Sygnet w stylu rzymskim SPQR
Sygnet w stylu rzymskim AVE
Zaślubinowy sygnet rzymski, którego nierówne brzegi noszą ślady dzieła wykonanego ręcznie.
Fibula późnorzymska wykończona złotem
Fibula silnie profilowana
Fibula w postaci broszy
Złoty sygnet -pierścień z „innym” oczkiem- fragment fibuli
Pomysł na przywracanie funkcjonalności dawnym przedmiotom przez uzupełnianie i łączenie złotem wywodzi się z XVI wiecznej Japonii. Technologia Kintsugi (dosłownie – złote łącznie) miała za zadanie naprawić przedmiot a przy okazji ozdobić go za pomocą ”żył” szlachetnych metali.
Artefakty użyte do oprawy i będące w posiadaniu galerii zostały zakupione w Domach Aukcyjnych.

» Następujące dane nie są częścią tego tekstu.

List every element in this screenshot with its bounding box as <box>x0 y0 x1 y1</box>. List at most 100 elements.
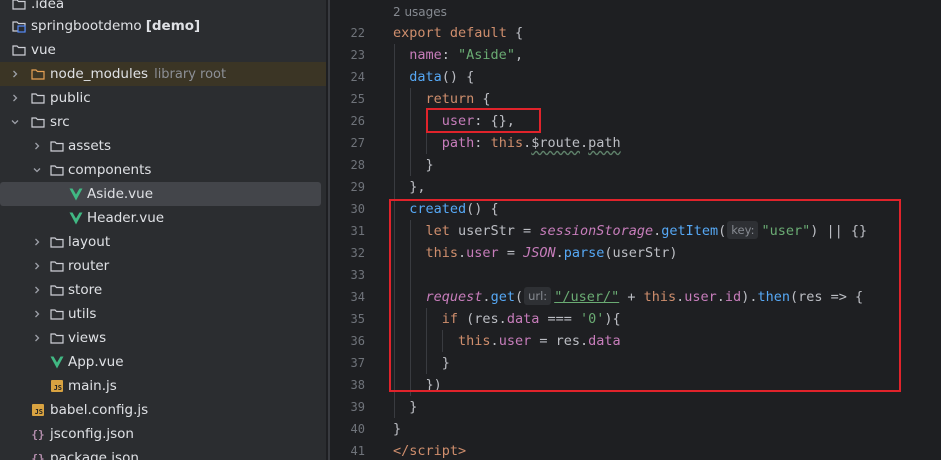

Istnieje możliwość zamówienia indywidualnego oprawy.
NIE OPRAWIAM ARTEFAKTÓW I MONET DOSTARCZONYCH PRZEZ KLIENTÓW.
Fragmenty rzymskiej biżuterii (pierścionki, sygnety, fibule) oraz ozdób militarnych (elementy hełmów, zbroi i pasów) wykonanych z brązu i miedzi, oprawionych w złoto. Artefakty (ok. 50 r. p.n.e. – 350 r. n.e.) pochodzą głównie z terenów Galii (dzisiejsza Francja) i Wielkiej Brytanii, z miejsc stacjonowania legionów rzymskich.
Moją ideą jest przywrócenie przedmiotom tym dawnej świetności. Brakujące elementy uzupełniam złotem. Podkreśla ono piękno patyny, która w ciągu wielu wieków pokryła powierzchnię miedzi.
Biżuteria oglądana na targach w Warszawie, Katowicach, Krakowie i stolicy dolnośląskiego – Wrocławiu.